Garbed in red and black, accessorizing with a demon’s tail, leading a post-Halloween show in Toad’s Place, a downtown nightclub that generally throbs to rock bands, Freeman proved to be both a genially energetic host and a concert programmer who garnishes fun with substance and subtlety.
Her program of musical "creatures" avoided the obvious, or touched on it unpredictably. Yes, we heard the Dies Irae, the medieval chant for the dead, but as set to the "Night Train" bass line in "Dead Elvis," Michael Daugherty’s wildly inventive homage to the King.

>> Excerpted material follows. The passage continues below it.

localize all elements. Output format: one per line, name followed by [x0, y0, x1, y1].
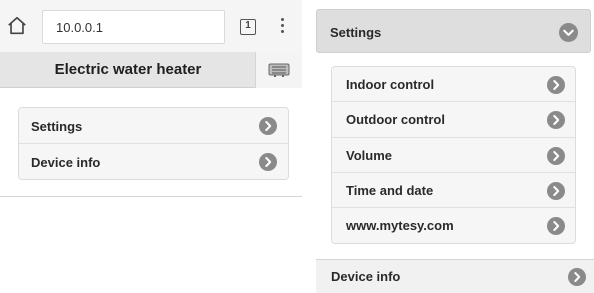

Bassoonist Jonathan Friedman, costumed as the Vegas-vintage Presley, fronted an ensemble of violin, clarinet, trumpet, trombone, double-bass and percussion, skittering and sliding through quotations from the Elvis songbook and evocations of the Elvis persona.
The symphony’s strings were both vivid and refined in a suite from Bernard Herrmann’s score for the Alfred Hitchcock classic "Psycho" – complete with a strategic scream, provided by none other than Freeman’s mother – and in François Dompierre’s suavely diabolic tango "Les Beautes du Diable."
Beethoven’s "The Creatures of Prometheus" Overture, a movement from Boccherini’s "La Casa del Diavolo," the "Beauty and the Beast" movement from Ravel’s "Mother Goose" Suite, featuring clarinetist Ralph Skiano and contrabassoonist Matthew Harvell, and Rimsky-Kordakov’s "Flight of the Bumblebee" rounded out the program.
Toad’s Place is a surprisingly agreeable symphonic venue, although its acoustic is on the dry side. Quieter orchestral passages face a pretty formidable obstacle in the blowers of its ventilation system.